First global meeting of the Indigenous Peoples' Forum at IFAD

Opening session of the first global meeting of the Indigenous Peoples' Forum. ©IFAD/Giulio Napolitano


The first global meeting of the Indigenous Peoples' Forum at IFAD was held in Rome on 11-12 February 2013, in conjunction with IFAD's Governing Council. The meeting was the culmination of two years of planning by indigenous peoples and their organizations.

The seeds of the event were planted at a workshop in Rome in February 2011, when indigenous peoples' representatives called for an institutionalized global dialogue about IFAD-supported operations in their territories, and about the implementation of IFAD's Policy on Engagement with Indigenous Peoples. After that workshop, IFAD and its partners in indigenous communities followed through with a series of further consultations, including regional workshops held in Kenya, Nicaragua and Thailand.

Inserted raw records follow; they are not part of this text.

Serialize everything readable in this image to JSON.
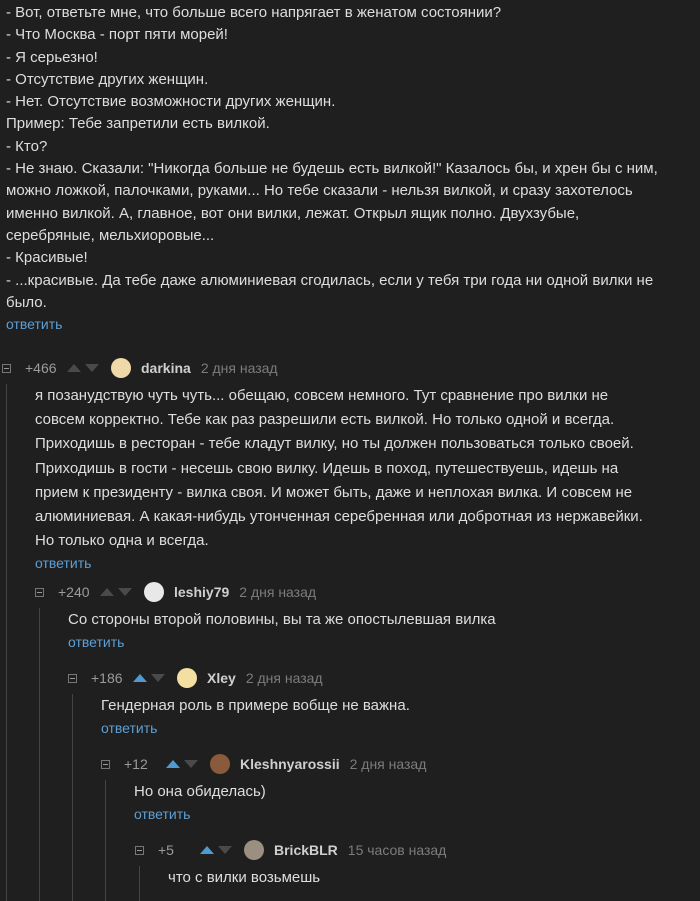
{
  "post": {
    "lines": [
      "- Вот, ответьте мне, что больше всего напрягает в женатом состоянии?",
      "- Что Москва - порт пяти морей!",
      "- Я серьезно!",
      "- Отсутствие других женщин.",
      "- Нет. Отсутствие возможности других женщин.",
      "Пример: Тебе запретили есть вилкой.",
      "- Кто?",
      "- Не знаю. Сказали: \"Никогда больше не будешь есть вилкой!\" Казалось бы, и хрен бы с ним,",
      "можно ложкой, палочками, руками... Но тебе сказали - нельзя вилкой, и сразу захотелось",
      "именно вилкой. А, главное, вот они вилки, лежат. Открыл ящик полно. Двухзубые,",
      "серебряные, мельхиоровые...",
      "- Красивые!",
      "- ...красивые. Да тебе даже алюминиевая сгодилась, если у тебя три года ни одной вилки не",
      "было."
    ],
    "reply_label": "ответить"
  },
  "comments": [
    {
      "rating": "+466",
      "user": "darkina",
      "time": "2 дня назад",
      "upvoted": false,
      "avatar_color": "#f0d9a8",
      "text": "я позанудствую чуть чуть... обещаю, совсем немного. Тут сравнение про вилки не\nсовсем корректно. Тебе как раз разрешили есть вилкой. Но только одной и всегда.\nПриходишь в ресторан - тебе кладут вилку, но ты должен пользоваться только своей.\nПриходишь в гости - несешь свою вилку. Идешь в поход, путешествуешь, идешь на\nприем к президенту - вилка своя. И может быть, даже и неплохая вилка. И совсем не\nалюминиевая. А какая-нибудь утонченная серебренная или добротная из нержавейки.\nНо только одна и всегда.",
      "reply_label": "ответить"
    },
    {
      "rating": "+240",
      "user": "leshiy79",
      "time": "2 дня назад",
      "upvoted": false,
      "avatar_color": "#e8e8e8",
      "text": "Со стороны второй половины, вы та же опостылевшая вилка",
      "reply_label": "ответить"
    },
    {
      "rating": "+186",
      "user": "Xley",
      "time": "2 дня назад",
      "upvoted": true,
      "avatar_color": "#f4dfa2",
      "text": "Гендерная роль в примере вобще не важна.",
      "reply_label": "ответить"
    },
    {
      "rating": "+12",
      "user": "Kleshnyarossii",
      "time": "2 дня назад",
      "upvoted": true,
      "avatar_color": "#8a5a3c",
      "text": "Но она обиделась)",
      "reply_label": "ответить"
    },
    {
      "rating": "+5",
      "user": "BrickBLR",
      "time": "15 часов назад",
      "upvoted": true,
      "avatar_color": "#9a8f80",
      "text": "что с вилки возьмешь",
      "reply_label": ""
    }
  ]
}
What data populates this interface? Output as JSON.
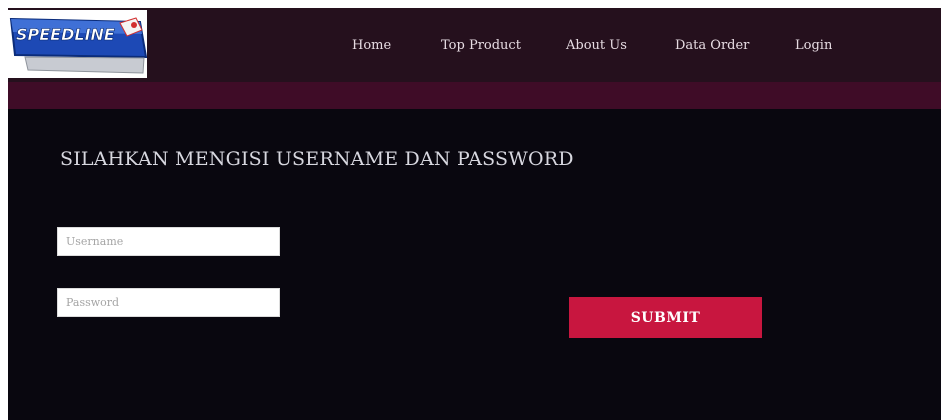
{
  "header": {
    "logo_text": "SPEEDLINE",
    "nav": [
      {
        "label": "Home"
      },
      {
        "label": "Top Product"
      },
      {
        "label": "About Us"
      },
      {
        "label": "Data Order"
      },
      {
        "label": "Login"
      }
    ]
  },
  "main": {
    "title": "SILAHKAN MENGISI USERNAME DAN PASSWORD",
    "username": {
      "placeholder": "Username",
      "value": ""
    },
    "password": {
      "placeholder": "Password",
      "value": ""
    },
    "submit_label": "SUBMIT"
  },
  "colors": {
    "header_bg": "#25101d",
    "accent_bar": "#3f0c27",
    "content_bg": "#09070f",
    "submit_bg": "#c8163f"
  }
}
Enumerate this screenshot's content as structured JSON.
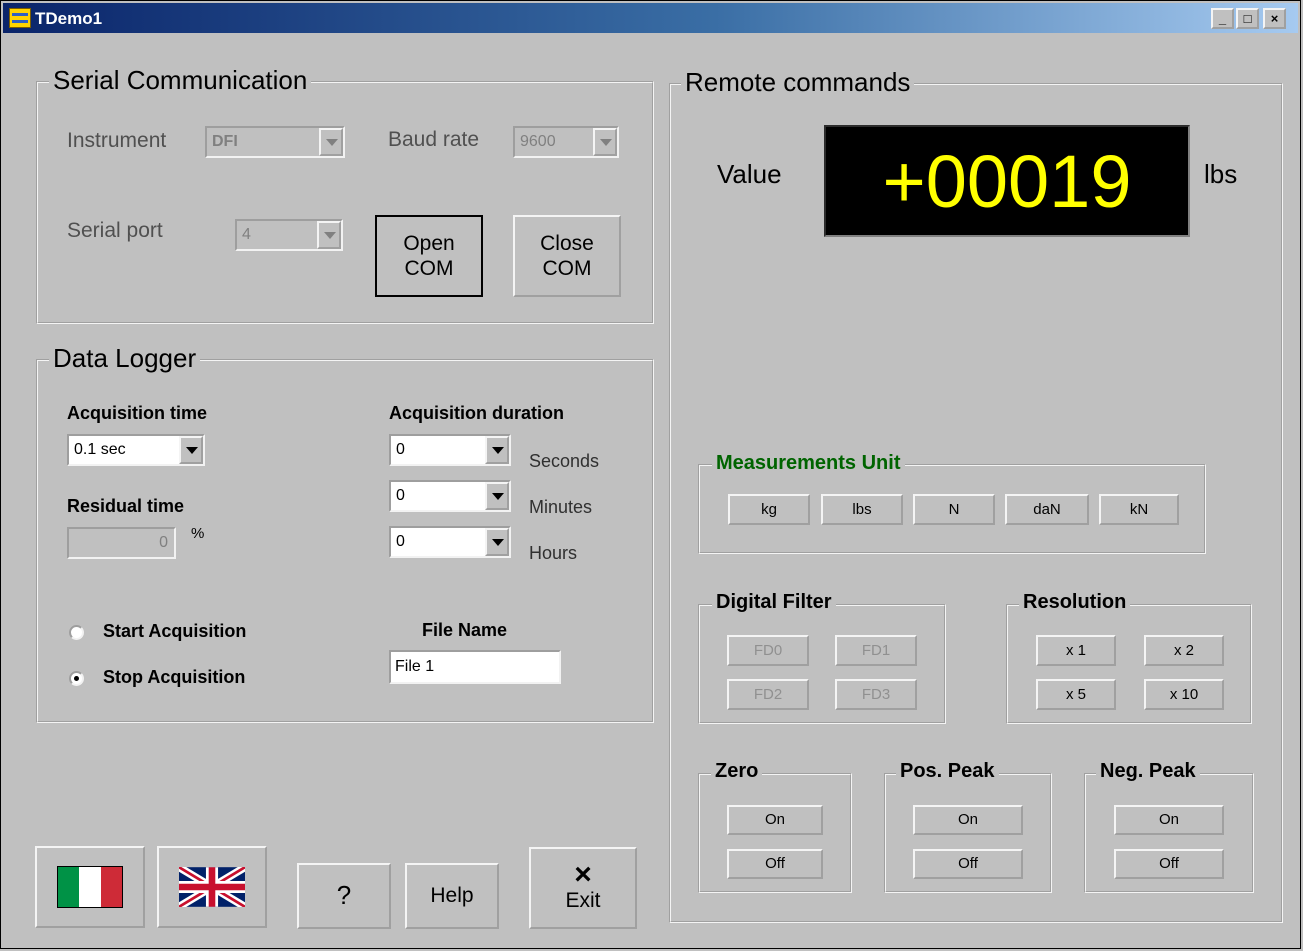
{
  "window": {
    "title": "TDemo1",
    "min_label": "_",
    "max_label": "□",
    "close_label": "×"
  },
  "serial": {
    "legend": "Serial Communication",
    "instrument_label": "Instrument",
    "instrument_value": "DFI",
    "baud_label": "Baud rate",
    "baud_value": "9600",
    "port_label": "Serial port",
    "port_value": "4",
    "open_label": "Open\nCOM",
    "close_label": "Close\nCOM"
  },
  "logger": {
    "legend": "Data Logger",
    "acq_time_label": "Acquisition time",
    "acq_time_value": "0.1 sec",
    "residual_label": "Residual time",
    "residual_value": "0",
    "residual_unit": "%",
    "duration_label": "Acquisition duration",
    "seconds_value": "0",
    "seconds_label": "Seconds",
    "minutes_value": "0",
    "minutes_label": "Minutes",
    "hours_value": "0",
    "hours_label": "Hours",
    "start_label": "Start Acquisition",
    "stop_label": "Stop Acquisition",
    "selected": "stop",
    "filename_label": "File Name",
    "filename_value": "File 1"
  },
  "footer": {
    "help_q_label": "?",
    "help_label": "Help",
    "exit_icon": "×",
    "exit_label": "Exit",
    "flags": [
      "italy-flag-icon",
      "uk-flag-icon"
    ]
  },
  "remote": {
    "legend": "Remote commands",
    "value_label": "Value",
    "value": "+00019",
    "unit": "lbs",
    "display_color": "#ffff00",
    "measure_legend": "Measurements Unit",
    "measure_color": "#006400",
    "units": [
      "kg",
      "lbs",
      "N",
      "daN",
      "kN"
    ],
    "filter_legend": "Digital Filter",
    "filters": [
      "FD0",
      "FD1",
      "FD2",
      "FD3"
    ],
    "resolution_legend": "Resolution",
    "resolutions": [
      "x 1",
      "x 2",
      "x 5",
      "x 10"
    ],
    "zero_legend": "Zero",
    "pos_legend": "Pos. Peak",
    "neg_legend": "Neg. Peak",
    "on_label": "On",
    "off_label": "Off"
  }
}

Reports on the regional consultations were a key part of the agenda at the Forum's first global meeting. Overall, they identified urgent priorities in at least two areas: first, ensuring full participation by indigenous peoples in the design and implementation of projects financed by IFAD; and second, building the capacity of indigenous peoples' institutions to fulfil their potential and protect their basic rights to own and manage land and resources.

Action plan and declaration

By the end of the meeting, Forum participants had synthesized their deliberations into an action plan and declaration, which they subsequently presented before the IFAD Governing Council. The synthesis focused on strengthening the partnership between IFAD, governments and indigenous peoples. It highlighted concrete steps that IFAD and governments could take to ensure indigenous peoples' effective participation in the design, implementation and monitoring of rural development initiatives.

Among many other recommendations, Forum participants sought recognition of indigenous peoples' traditional knowledge and the sustainable practices they have used for thousands of years to protect and manage the land. "We come here for a dialogue, putting our knowledge on the table," said Mirna Cunningham, a member of both the Indigenous Peoples' Forum Steering Committee and the United Nations Permanent Forum on Indigenous Issues. "We offer our knowledge so we can work together."